Published: Mon 24 Apr 2023, 11:18 AM

Last updated: Mon 24 Apr 2023, 11:19 AM

Mexico’s president suspended a tour of the Yucatan peninsula on Sunday after acknowledging he tested positive for the coronavirus, having previously suffered two bouts of Covid-19.

President Andrés Manuel López Obrador wrote in his social media accounts that “it isn’t serious.”


The comment followed reports in the local press that López Obrador felt faint on Sunday morning and had to cancel his tour, something his presidential spokesman denied.

López Obrador, 69, who has acknowledged a history of heart problems, wrote that he would isolate for “a few days” in Mexico City.


“My heart is 100 perc ent and as I have had to suspend the tour, I will be in Mexico City and celebrating, although from afar, the 16th birthday of (his son) Jesús Ernesto,” he wrote.

López Obrador was ill with Covid-19 in early 2021 and recovered after receiving what he described at the time as an experimental treatment. In January 2022, he announced he had come down with Covid-19 a second time, amid a spike in coronavirus infections in Mexico.

López Obrador declined to enact mandatory mask mandates and he refused to wear a mask even at the peak of the pandemic unless it was absolutely necessary, as on airline flights. He famously refused to use Mexico's presidential jet, which he recently announced had been sold to Tajikistan.

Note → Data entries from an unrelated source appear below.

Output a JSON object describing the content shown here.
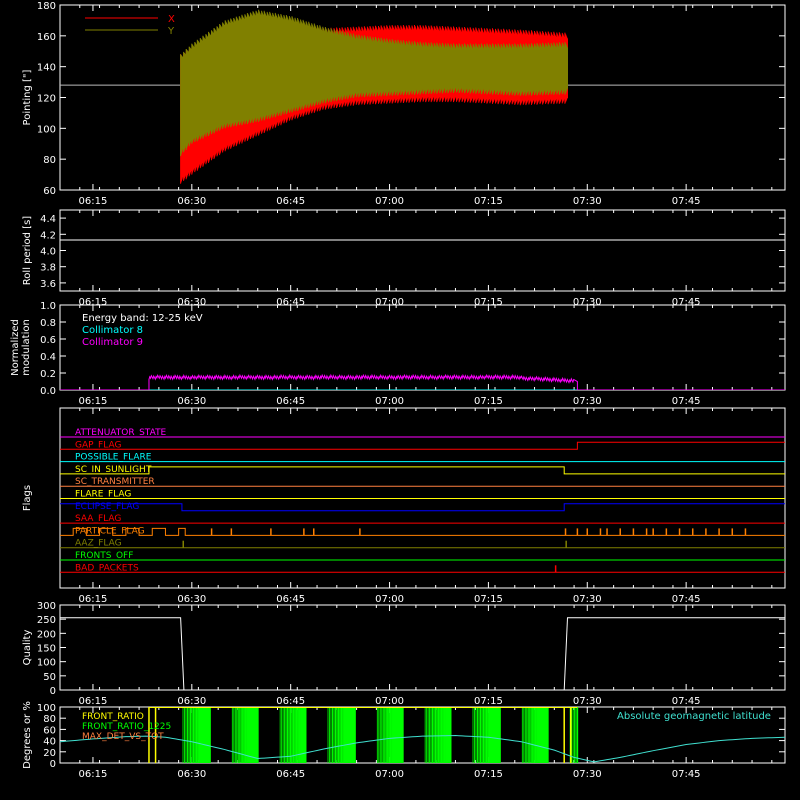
{
  "time_axis": {
    "min_minutes": 370,
    "max_minutes": 480,
    "tick_labels": [
      "06:15",
      "06:30",
      "06:45",
      "07:00",
      "07:15",
      "07:30",
      "07:45"
    ],
    "tick_minutes": [
      375,
      390,
      405,
      420,
      435,
      450,
      465
    ]
  },
  "chart_data": [
    {
      "type": "area",
      "ylabel": "Pointing [\"]",
      "ylim": [
        60,
        180
      ],
      "yticks": [
        60,
        80,
        100,
        120,
        140,
        160,
        180
      ],
      "grid": false,
      "legend_position": "top-left",
      "reference_line": 128,
      "series": [
        {
          "name": "X",
          "color": "#ff0000",
          "band": {
            "t": [
              388.3,
              390,
              395,
              400,
              405,
              410,
              415,
              420,
              425,
              430,
              435,
              440,
              447
            ],
            "upper": [
              148,
              152,
              158,
              163,
              166,
              165,
              166,
              167,
              167,
              166,
              165,
              164,
              162
            ],
            "lower": [
              64,
              70,
              85,
              95,
              105,
              112,
              115,
              116,
              117,
              117,
              116,
              115,
              116
            ]
          }
        },
        {
          "name": "Y",
          "color": "#808000",
          "band": {
            "t": [
              388.3,
              390,
              395,
              400,
              405,
              410,
              415,
              420,
              425,
              430,
              435,
              440,
              447
            ],
            "upper": [
              148,
              155,
              170,
              177,
              173,
              166,
              161,
              158,
              156,
              155,
              155,
              155,
              156
            ],
            "lower": [
              82,
              90,
              100,
              104,
              110,
              116,
              120,
              121,
              122,
              123,
              122,
              121,
              122
            ]
          }
        }
      ]
    },
    {
      "type": "line",
      "ylabel": "Roll period [s]",
      "ylim": [
        3.5,
        4.5
      ],
      "yticks": [
        3.6,
        3.8,
        4.0,
        4.2,
        4.4
      ],
      "tick_labels": [
        "3.6",
        "3.8",
        "4.0",
        "4.2",
        "4.4"
      ],
      "grid": false,
      "series": [
        {
          "name": "",
          "color": "#ffffff",
          "x": [
            370,
            480
          ],
          "y": [
            4.13,
            4.13
          ]
        }
      ]
    },
    {
      "type": "line",
      "ylabel": [
        "Normalized",
        "modulation"
      ],
      "ylim": [
        0.0,
        1.0
      ],
      "yticks": [
        0.0,
        0.2,
        0.4,
        0.6,
        0.8,
        1.0
      ],
      "tick_labels": [
        "0.0",
        "0.2",
        "0.4",
        "0.6",
        "0.8",
        "1.0"
      ],
      "annotation": "Energy band: 12-25 keV",
      "grid": false,
      "series": [
        {
          "name": "Collimator 8",
          "color": "#00ffff",
          "x": [
            370,
            480
          ],
          "y": [
            0,
            0
          ]
        },
        {
          "name": "Collimator 9",
          "color": "#ff00ff",
          "x": [
            370,
            383.5,
            383.5,
            390,
            400,
            410,
            420,
            430,
            440,
            448,
            448.5,
            448.5,
            480
          ],
          "y": [
            0,
            0,
            0.15,
            0.16,
            0.15,
            0.15,
            0.15,
            0.16,
            0.14,
            0.13,
            0.1,
            0,
            0
          ]
        }
      ]
    },
    {
      "type": "line",
      "ylabel": "Flags",
      "grid": false,
      "series": [
        {
          "name": "ATTENUATOR_STATE",
          "color": "#ff00ff",
          "x": [
            370,
            480
          ],
          "y": [
            0,
            0
          ]
        },
        {
          "name": "GAP_FLAG",
          "color": "#ff0000",
          "x": [
            370,
            448.5,
            448.5,
            480
          ],
          "y": [
            0,
            0,
            1,
            1
          ]
        },
        {
          "name": "POSSIBLE_FLARE",
          "color": "#00ffff",
          "x": [
            370,
            480
          ],
          "y": [
            0,
            0
          ]
        },
        {
          "name": "SC_IN_SUNLIGHT",
          "color": "#ffff00",
          "x": [
            370,
            383.5,
            383.5,
            388.5,
            388.5,
            446.5,
            446.5,
            480
          ],
          "y": [
            0,
            0,
            1,
            1,
            1,
            1,
            0,
            0
          ]
        },
        {
          "name": "SC_TRANSMITTER",
          "color": "#ff8040",
          "x": [
            370,
            480
          ],
          "y": [
            0,
            0
          ]
        },
        {
          "name": "FLARE_FLAG",
          "color": "#ffff00",
          "x": [
            370,
            480
          ],
          "y": [
            0,
            0
          ]
        },
        {
          "name": "ECLIPSE_FLAG",
          "color": "#0000ff",
          "x": [
            370,
            388.5,
            388.5,
            446.5,
            446.5,
            480
          ],
          "y": [
            1,
            1,
            0,
            0,
            1,
            1
          ]
        },
        {
          "name": "SAA_FLAG",
          "color": "#ff0000",
          "x": [
            370,
            480
          ],
          "y": [
            0,
            0
          ]
        },
        {
          "name": "PARTICLE_FLAG",
          "color": "#ff8000",
          "x": [
            370,
            372,
            372,
            374,
            374,
            376,
            376,
            378,
            378,
            380,
            380,
            382,
            382,
            384,
            384,
            386,
            386,
            388,
            388,
            389,
            389,
            480
          ],
          "y": [
            0,
            0,
            1,
            1,
            0,
            0,
            1,
            1,
            0,
            0,
            1,
            1,
            0,
            0,
            1,
            1,
            0,
            0,
            1,
            1,
            0,
            0
          ],
          "spikes": [
            393,
            396,
            402,
            407,
            408.5,
            415.5,
            446.7,
            448.5,
            450,
            452,
            453,
            455,
            457,
            459,
            460,
            462,
            464,
            466,
            468,
            470,
            472,
            474
          ]
        },
        {
          "name": "AAZ_FLAG",
          "color": "#808000",
          "x": [
            370,
            480
          ],
          "y": [
            0,
            0
          ],
          "spikes": [
            388.7,
            446.8
          ]
        },
        {
          "name": "FRONTS_OFF",
          "color": "#00ff00",
          "x": [
            370,
            480
          ],
          "y": [
            0,
            0
          ]
        },
        {
          "name": "BAD_PACKETS",
          "color": "#ff0000",
          "x": [
            370,
            480
          ],
          "y": [
            0,
            0
          ],
          "spikes": [
            445.2
          ]
        }
      ]
    },
    {
      "type": "line",
      "ylabel": "Quality",
      "ylim": [
        0,
        300
      ],
      "yticks": [
        0,
        50,
        100,
        150,
        200,
        250,
        300
      ],
      "tick_labels": [
        "0",
        "50",
        "100",
        "150",
        "200",
        "250",
        "300"
      ],
      "grid": false,
      "series": [
        {
          "name": "",
          "color": "#ffffff",
          "x": [
            370,
            388.3,
            388.8,
            446.5,
            447,
            480
          ],
          "y": [
            255,
            255,
            0,
            0,
            255,
            255
          ]
        }
      ]
    },
    {
      "type": "bar",
      "ylabel": "Degrees or %",
      "ylim": [
        0,
        100
      ],
      "yticks": [
        0,
        20,
        40,
        60,
        80,
        100
      ],
      "tick_labels": [
        "0",
        "20",
        "40",
        "60",
        "80",
        "100"
      ],
      "grid": false,
      "series": [
        {
          "name": "FRONT_RATIO",
          "color": "#ffff00",
          "x": [
            383.5,
            384.5,
            446.5,
            447.5
          ],
          "y": [
            100,
            100,
            100,
            100
          ]
        },
        {
          "name": "FRONT_RATIO_1225",
          "color": "#00ff00",
          "region": [
            388.6,
            448.5
          ],
          "y": 100
        },
        {
          "name": "MAX_DET_VS_TOT",
          "color": "#ff8040",
          "x": [],
          "y": []
        },
        {
          "name": "Absolute geomagnetic latitude",
          "color": "#40e0d0",
          "x": [
            370,
            375,
            380,
            383,
            386,
            390,
            395,
            400,
            405,
            410,
            415,
            420,
            425,
            430,
            435,
            440,
            445,
            448,
            451,
            455,
            460,
            465,
            470,
            475,
            480
          ],
          "y": [
            38,
            43,
            47,
            48,
            46,
            38,
            24,
            8,
            12,
            25,
            36,
            44,
            48,
            49,
            46,
            38,
            23,
            10,
            2,
            10,
            22,
            33,
            40,
            44,
            46
          ]
        }
      ]
    }
  ]
}
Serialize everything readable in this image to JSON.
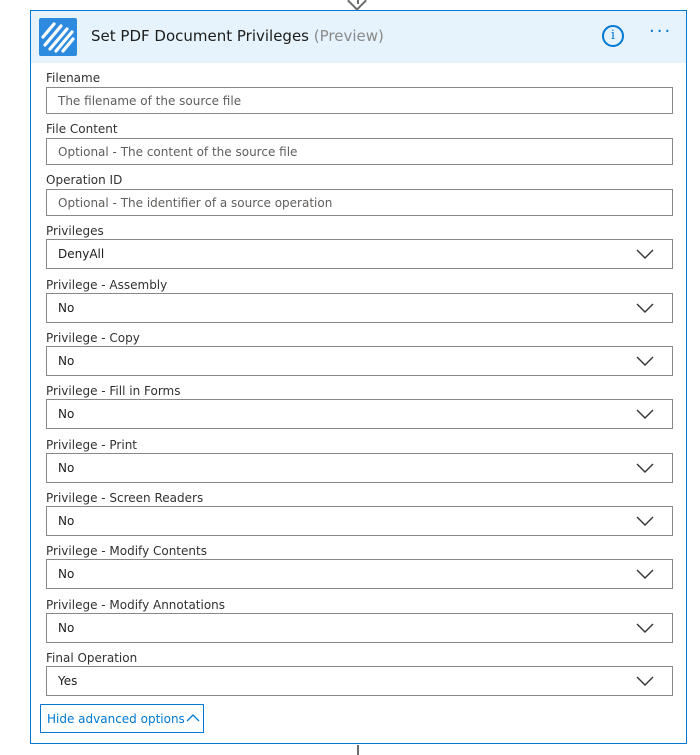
{
  "card": {
    "title": "Set PDF Document Privileges",
    "preview": "(Preview)",
    "info_glyph": "i",
    "more_glyph": "···",
    "accent_color": "#0078d4",
    "header_color": "#e6f2fc",
    "logo_color": "#2d8bdf"
  },
  "fields": {
    "filename": {
      "label": "Filename",
      "placeholder": "The filename of the source file"
    },
    "file_content": {
      "label": "File Content",
      "placeholder": "Optional - The content of the source file"
    },
    "operation_id": {
      "label": "Operation ID",
      "placeholder": "Optional - The identifier of a source operation"
    },
    "privileges": {
      "label": "Privileges",
      "value": "DenyAll"
    },
    "privilege_assembly": {
      "label": "Privilege - Assembly",
      "value": "No"
    },
    "privilege_copy": {
      "label": "Privilege - Copy",
      "value": "No"
    },
    "privilege_fill_forms": {
      "label": "Privilege - Fill in Forms",
      "value": "No"
    },
    "privilege_print": {
      "label": "Privilege - Print",
      "value": "No"
    },
    "privilege_screen_readers": {
      "label": "Privilege - Screen Readers",
      "value": "No"
    },
    "privilege_modify_contents": {
      "label": "Privilege - Modify Contents",
      "value": "No"
    },
    "privilege_modify_annotations": {
      "label": "Privilege - Modify Annotations",
      "value": "No"
    },
    "final_operation": {
      "label": "Final Operation",
      "value": "Yes"
    }
  },
  "advanced": {
    "toggle_label": "Hide advanced options"
  },
  "icons": {
    "logo": "stripes-logo-icon",
    "info": "info-icon",
    "more": "more-options-icon",
    "dropdown": "chevron-down-icon",
    "collapse": "chevron-up-icon"
  }
}
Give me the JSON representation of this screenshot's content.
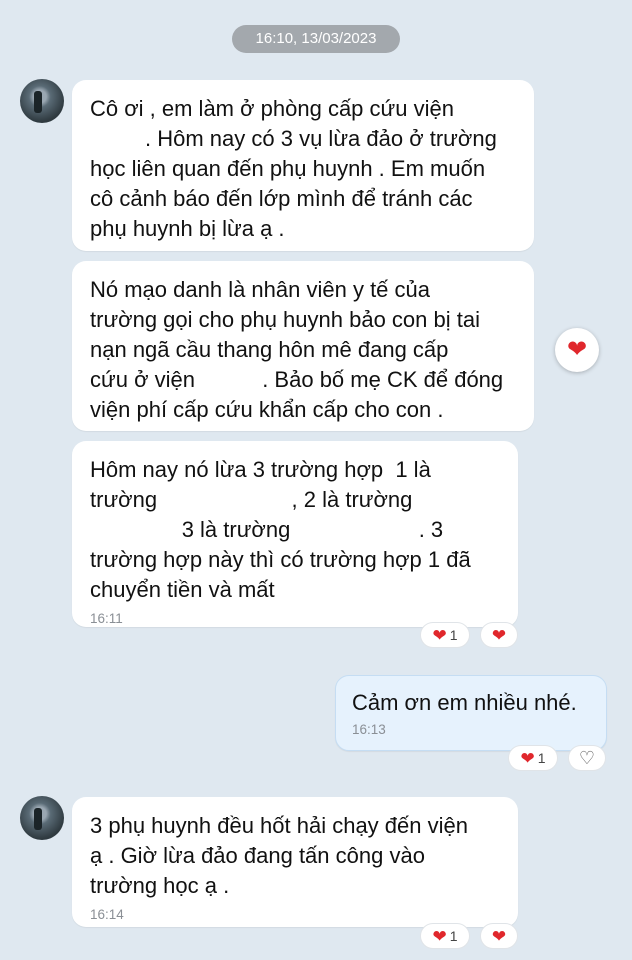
{
  "date_separator": "16:10, 13/03/2023",
  "messages": [
    {
      "text": "Cô ơi , em làm ở phòng cấp cứu viện\n         . Hôm nay có 3 vụ lừa đảo ở trường\nhọc liên quan đến phụ huynh . Em muốn\ncô cảnh báo đến lớp mình để tránh các\nphụ huynh bị lừa ạ ."
    },
    {
      "text": "Nó mạo danh là nhân viên y tế của\ntrường gọi cho phụ huynh bảo con bị tai\nnạn ngã cầu thang hôn mê đang cấp\ncứu ở viện           . Bảo bố mẹ CK để đóng\nviện phí cấp cứu khẩn cấp cho con ."
    },
    {
      "text": "Hôm nay nó lừa 3 trường hợp  1 là\ntrường                      , 2 là trường\n               3 là trường                     . 3\ntrường hợp này thì có trường hợp 1 đã\nchuyển tiền và mất",
      "time": "16:11",
      "reaction_count": "1"
    },
    {
      "text": "Cảm ơn em nhiều nhé.",
      "time": "16:13",
      "reaction_count": "1"
    },
    {
      "text": "3 phụ huynh đều hốt hải chạy đến viện\nạ . Giờ lừa đảo đang tấn công vào\ntrường học ạ .",
      "time": "16:14",
      "reaction_count": "1"
    }
  ],
  "icons": {
    "heart": "❤",
    "heart_outline": "♡"
  },
  "colors": {
    "background": "#dfe8f0",
    "my_bubble": "#e6f2fd",
    "heart": "#e0272c"
  }
}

Presidential spokesman Jesús Ramírez did not immediately respond to a question about whether the president would return to Mexico City aboard a commercial airline flight.

The president said that while he remains in isolation, Interior Secretary Adán Augusto López will fill in at the daily presidential morning news briefings.

That could provide a boost for the interior secretary's flagging campaign to win the presidential nomination of López Obrador’s Morena party for the 2024 elections. López, who is not related to the president, currently trails Mexico City Mayor Claudia Sheinbaum in most polls on the primary race.